À crise política e econômica mundial somou-se a maior pandemia de que se tem notícia, jogando gasolina na fogueira que vem se armando desde 2008. A intensificação da crise levou a manifestações espontâneas contra o racismo do regime imperial estadunidense naquele país. Nossa nação dependente, constituída por um hipertrofiado setor informal, não conseguiu lidar com a quarentena (em muito devido a instransigência de setores imperialistas encarnados em Paulo Guedes) e pilhas de mortos acumulam-se sobre os escombros da já combalida economia nacional no momento em que os governadores falam em relaxar o distanciamento social, o que muito provavelmente causará um verdadeiro genocídio com a saturação do sistema de saúde.

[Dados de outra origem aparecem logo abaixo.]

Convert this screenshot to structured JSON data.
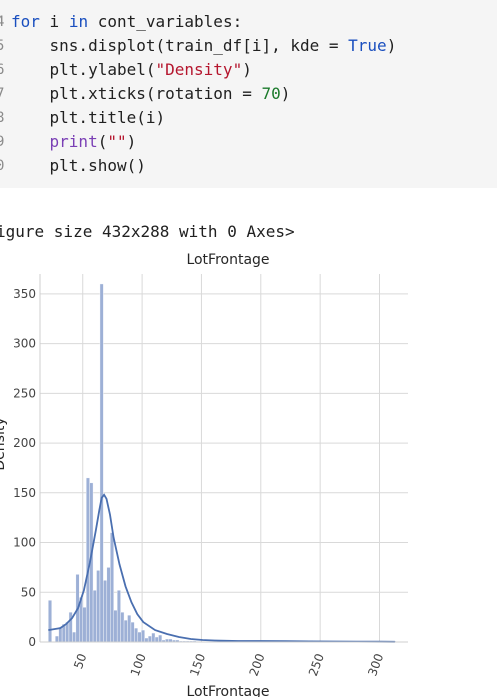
{
  "code": {
    "lines": [
      {
        "num": "4",
        "parts": [
          {
            "t": "for",
            "c": "kw"
          },
          {
            "t": " i "
          },
          {
            "t": "in",
            "c": "kw"
          },
          {
            "t": " cont_variables:"
          }
        ]
      },
      {
        "num": "5",
        "parts": [
          {
            "t": "    sns.displot(train_df[i], kde = "
          },
          {
            "t": "True",
            "c": "kw"
          },
          {
            "t": ")"
          }
        ]
      },
      {
        "num": "6",
        "parts": [
          {
            "t": "    plt.ylabel("
          },
          {
            "t": "\"Density\"",
            "c": "str"
          },
          {
            "t": ")"
          }
        ]
      },
      {
        "num": "7",
        "parts": [
          {
            "t": "    plt.xticks(rotation = "
          },
          {
            "t": "70",
            "c": "num"
          },
          {
            "t": ")"
          }
        ]
      },
      {
        "num": "8",
        "parts": [
          {
            "t": "    plt.title(i)"
          }
        ]
      },
      {
        "num": "9",
        "parts": [
          {
            "t": "    "
          },
          {
            "t": "print",
            "c": "fn"
          },
          {
            "t": "("
          },
          {
            "t": "\"\"",
            "c": "str"
          },
          {
            "t": ")"
          }
        ]
      },
      {
        "num": "0",
        "parts": [
          {
            "t": "    plt.show()"
          }
        ]
      }
    ]
  },
  "output": {
    "text": "igure size 432x288 with 0 Axes>"
  },
  "chart_data": {
    "type": "bar",
    "title": "LotFrontage",
    "xlabel": "LotFrontage",
    "ylabel": "Density",
    "xlim": [
      14,
      324
    ],
    "ylim": [
      0,
      370
    ],
    "x_ticks": [
      "50",
      "100",
      "150",
      "200",
      "250",
      "300"
    ],
    "x_tick_values": [
      50,
      100,
      150,
      200,
      250,
      300
    ],
    "y_ticks": [
      "0",
      "50",
      "100",
      "150",
      "200",
      "250",
      "300",
      "350"
    ],
    "y_tick_values": [
      0,
      50,
      100,
      150,
      200,
      250,
      300,
      350
    ],
    "grid": true,
    "bar_color": "#9db0d6",
    "bar_edge_color": "#ffffff",
    "kde_color": "#4a6fb0",
    "bin_width": 2.9,
    "bins_start": 21,
    "bar_values": [
      42,
      0,
      6,
      15,
      18,
      20,
      30,
      10,
      68,
      45,
      35,
      165,
      160,
      52,
      72,
      360,
      62,
      75,
      110,
      32,
      52,
      30,
      22,
      27,
      20,
      14,
      10,
      12,
      4,
      6,
      9,
      5,
      7,
      2,
      3,
      3,
      2,
      2,
      1,
      1,
      1,
      1,
      1,
      0,
      0,
      0,
      0,
      0,
      0,
      1,
      0,
      0,
      0,
      0,
      0,
      0,
      0,
      0,
      0,
      0,
      0,
      0,
      0,
      0,
      0,
      0,
      0,
      0,
      0,
      0,
      0,
      0,
      0,
      0,
      0,
      0,
      0,
      0,
      0,
      0,
      0,
      0,
      0,
      0,
      0,
      0,
      0,
      0,
      0,
      0,
      0,
      0,
      0,
      0,
      0,
      0,
      0,
      0,
      0,
      0,
      1
    ],
    "kde_x": [
      21,
      26,
      31,
      36,
      41,
      46,
      51,
      56,
      61,
      64,
      66,
      68,
      70,
      73,
      76,
      81,
      86,
      91,
      96,
      101,
      111,
      121,
      131,
      141,
      151,
      161,
      181,
      201,
      221,
      241,
      261,
      281,
      301,
      313
    ],
    "kde_y": [
      12,
      13,
      14,
      18,
      24,
      34,
      52,
      80,
      112,
      133,
      145,
      148,
      144,
      128,
      105,
      78,
      56,
      40,
      28,
      20,
      12,
      8,
      5,
      3,
      2,
      1.5,
      1,
      1,
      0.8,
      0.6,
      0.5,
      0.4,
      0.3,
      0.2
    ]
  }
}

É nesse cenário que a esquerda tem de se posicionar.

Neste exato instante (05/06), poucos dias antes do aniversário de 7 anos dos primeiros atos de 2013 em São Paulo, o retorno do Anonymous e o embate do lavajatismo e do bolsonarismo determinam a dinâmica das redes sociais. O petucanismo é cada vez mais uma fraca memória de tempos de estabilidade institucional e, embora ainda tenha um peso razoável, sua relevância é minguante. A herança do horizontalismo e do espontaneísmo ainda contaminam toda a esquerda, que se encontra fraturada por causa das manobras violentas do PT em agosto de 2018 para manutenção de sua posição de liderança que, em última instância, pavimentaram a eleição de Bolsonaro.

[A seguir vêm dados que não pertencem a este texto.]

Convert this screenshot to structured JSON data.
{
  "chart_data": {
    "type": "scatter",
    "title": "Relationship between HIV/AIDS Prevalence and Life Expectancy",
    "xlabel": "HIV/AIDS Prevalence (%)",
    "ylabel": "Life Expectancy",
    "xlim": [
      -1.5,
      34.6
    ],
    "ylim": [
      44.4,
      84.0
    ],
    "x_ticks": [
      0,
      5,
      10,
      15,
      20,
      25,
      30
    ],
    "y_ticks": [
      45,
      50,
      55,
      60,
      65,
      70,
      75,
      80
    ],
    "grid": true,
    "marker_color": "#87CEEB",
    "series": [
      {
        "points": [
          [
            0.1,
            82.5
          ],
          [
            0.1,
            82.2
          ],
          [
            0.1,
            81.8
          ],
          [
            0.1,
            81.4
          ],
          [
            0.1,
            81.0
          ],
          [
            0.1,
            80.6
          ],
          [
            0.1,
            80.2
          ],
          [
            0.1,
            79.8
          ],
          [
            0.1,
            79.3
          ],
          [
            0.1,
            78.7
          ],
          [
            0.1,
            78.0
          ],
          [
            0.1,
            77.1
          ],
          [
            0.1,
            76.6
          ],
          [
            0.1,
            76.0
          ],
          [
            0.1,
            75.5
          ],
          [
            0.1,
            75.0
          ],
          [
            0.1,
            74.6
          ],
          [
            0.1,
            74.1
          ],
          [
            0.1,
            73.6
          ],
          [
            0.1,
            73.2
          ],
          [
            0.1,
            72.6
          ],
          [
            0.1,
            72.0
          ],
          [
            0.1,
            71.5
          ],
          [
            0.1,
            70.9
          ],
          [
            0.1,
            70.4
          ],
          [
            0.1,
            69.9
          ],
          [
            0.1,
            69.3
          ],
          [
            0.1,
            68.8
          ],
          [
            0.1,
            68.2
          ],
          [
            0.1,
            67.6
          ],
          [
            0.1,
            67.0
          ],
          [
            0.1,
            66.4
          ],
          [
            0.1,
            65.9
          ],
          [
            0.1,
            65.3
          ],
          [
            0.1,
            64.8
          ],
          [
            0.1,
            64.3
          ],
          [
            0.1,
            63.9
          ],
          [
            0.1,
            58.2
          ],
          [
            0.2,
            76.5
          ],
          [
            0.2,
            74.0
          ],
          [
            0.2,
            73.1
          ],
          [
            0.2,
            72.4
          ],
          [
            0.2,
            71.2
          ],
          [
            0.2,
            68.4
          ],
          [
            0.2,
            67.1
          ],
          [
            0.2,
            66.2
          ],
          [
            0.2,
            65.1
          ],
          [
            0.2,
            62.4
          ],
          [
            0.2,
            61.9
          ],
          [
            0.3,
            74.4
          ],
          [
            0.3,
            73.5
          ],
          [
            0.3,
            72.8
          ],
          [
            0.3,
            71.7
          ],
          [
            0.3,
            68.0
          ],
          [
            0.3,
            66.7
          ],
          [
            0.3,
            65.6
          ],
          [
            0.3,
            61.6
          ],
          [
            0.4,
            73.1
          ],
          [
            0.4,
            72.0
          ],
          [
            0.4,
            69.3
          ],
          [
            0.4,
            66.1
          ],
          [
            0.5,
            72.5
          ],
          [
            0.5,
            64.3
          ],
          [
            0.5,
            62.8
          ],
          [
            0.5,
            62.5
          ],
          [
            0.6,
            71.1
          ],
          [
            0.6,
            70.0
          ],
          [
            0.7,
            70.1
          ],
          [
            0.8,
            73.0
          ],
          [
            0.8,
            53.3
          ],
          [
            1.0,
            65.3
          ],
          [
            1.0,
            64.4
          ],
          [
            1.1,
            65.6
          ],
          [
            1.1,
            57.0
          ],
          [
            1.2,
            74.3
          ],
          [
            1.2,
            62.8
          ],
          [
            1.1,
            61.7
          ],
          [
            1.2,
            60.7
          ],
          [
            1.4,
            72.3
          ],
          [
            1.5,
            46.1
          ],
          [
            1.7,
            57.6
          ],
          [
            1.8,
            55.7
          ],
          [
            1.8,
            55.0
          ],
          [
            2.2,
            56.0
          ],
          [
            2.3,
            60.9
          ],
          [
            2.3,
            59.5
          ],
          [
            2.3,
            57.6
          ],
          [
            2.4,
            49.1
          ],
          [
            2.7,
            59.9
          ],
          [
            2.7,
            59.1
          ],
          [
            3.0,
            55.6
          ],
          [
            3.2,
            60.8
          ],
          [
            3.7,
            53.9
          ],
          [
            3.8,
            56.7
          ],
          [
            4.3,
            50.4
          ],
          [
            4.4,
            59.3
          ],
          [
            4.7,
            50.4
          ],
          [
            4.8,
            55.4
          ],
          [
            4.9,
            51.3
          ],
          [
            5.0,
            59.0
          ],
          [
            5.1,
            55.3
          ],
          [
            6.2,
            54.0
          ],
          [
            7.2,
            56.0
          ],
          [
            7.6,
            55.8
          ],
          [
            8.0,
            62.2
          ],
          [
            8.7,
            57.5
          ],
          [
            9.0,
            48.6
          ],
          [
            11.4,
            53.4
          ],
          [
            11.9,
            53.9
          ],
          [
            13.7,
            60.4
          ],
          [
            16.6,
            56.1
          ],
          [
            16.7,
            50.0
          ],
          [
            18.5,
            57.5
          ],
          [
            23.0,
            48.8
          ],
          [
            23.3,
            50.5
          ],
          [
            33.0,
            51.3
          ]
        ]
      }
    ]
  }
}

É difícil saber se as convocações para atos são provocações do bolsonarismo, estratégia do lavajatismo em sua disputa de hegemonia, algum novo ator ou pura e simplesmente produto da irracionalidade da esquerda “moderna”. O que importa é que o caos e a balcanização do Brasil somente interessam ao imperialismo em todas as suas vertentes. Essa vem sendo sua estratégia desda derrota na guerra do Vietnã, adotada de modo bem sucedido no Leste Europeu, no Oriente Médio e no Brasil. No lugar de intervenção militar direta, disseminam o caos e impedem a organização nacional. Lembrando que o imperialismo nunca age de modo unívoco, fraturado em tantas frentes quantas são as disputas internas na burguesia imperial. Neste momento, o PDT e outros partidos foram capazes de entender essa dinâmica e corretamente se abstiveram de convocar atos de rua contra o decadente bolsonarismo. A conjuntura acelerada pode mudar rapidamente o cenário e requerer uma mudança tática, mas por enquanto, esta parece ser a melhor alternativa.

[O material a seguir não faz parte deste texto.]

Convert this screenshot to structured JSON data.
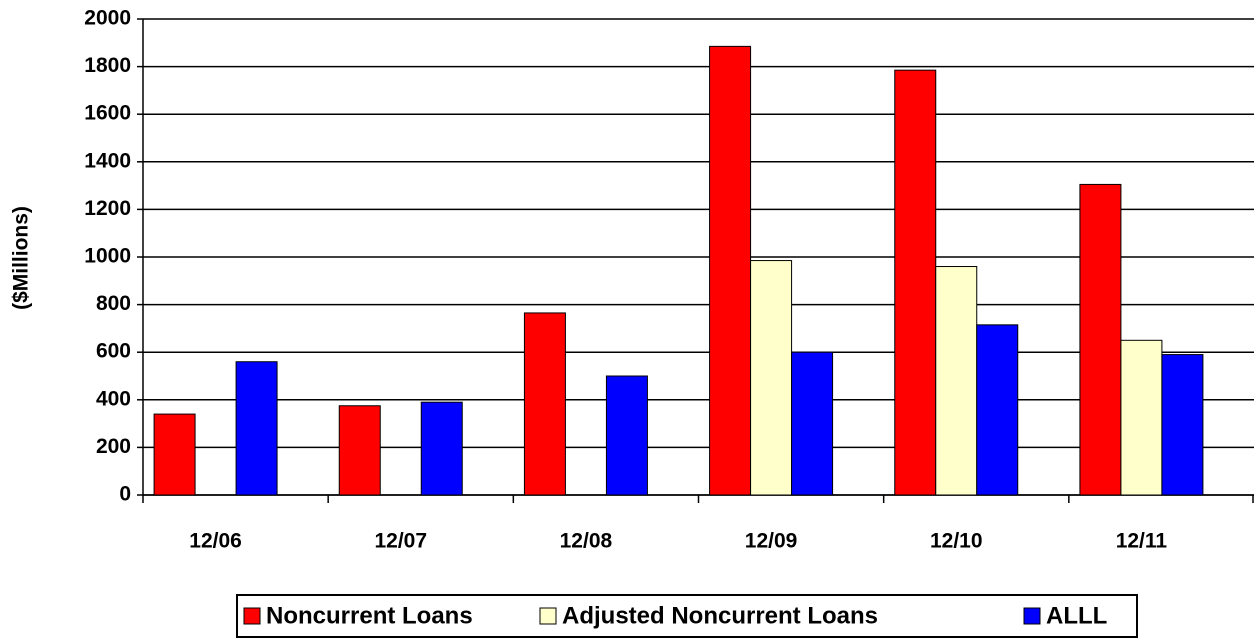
{
  "chart_data": {
    "type": "bar",
    "y_label": "($Millions)",
    "categories": [
      "12/06",
      "12/07",
      "12/08",
      "12/09",
      "12/10",
      "12/11"
    ],
    "series": [
      {
        "name": "Noncurrent Loans",
        "color": "#ff0000",
        "values": [
          340,
          375,
          765,
          1885,
          1785,
          1305
        ]
      },
      {
        "name": "Adjusted Noncurrent Loans",
        "color": "#ffffcc",
        "values": [
          null,
          null,
          null,
          985,
          960,
          650
        ]
      },
      {
        "name": "ALLL",
        "color": "#0000ff",
        "values": [
          560,
          390,
          500,
          600,
          715,
          590
        ]
      }
    ],
    "ylim": [
      0,
      2000
    ],
    "yticks": [
      0,
      200,
      400,
      600,
      800,
      1000,
      1200,
      1400,
      1600,
      1800,
      2000
    ],
    "grid": true
  }
}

A esquerda não pode cair vítima do mesmo erro, como vem fazendo nas últimas décadas. O atomismo e o individualismo beneficiam somente as forças imperialistas, que se aproveitam de nossas disputas internas para nos dominar. Temos de nos organizar para enfrentar tanto Bolsonaro como Moro-Guedes, mas mirando o centro da política. A contradição central está no avanço imperialista sob o Brasil, que está muito longe de acabar. É necessário liquidar todo o legado liberal que maculou a esquerda para sempre, em sua rejeição a toda organização, vista como “burocrática” e à composição política como se fosse sempre “reboquismo”. Essa organização assume tanta a forma da constituição de coletivos estruturados como a virtude de formar frentes heterogêneas, inclusive com segmentos de fora da esquerda.

Precisamos pensar o Brasil estrategicamente. Essa é a tarefa de nossa geração.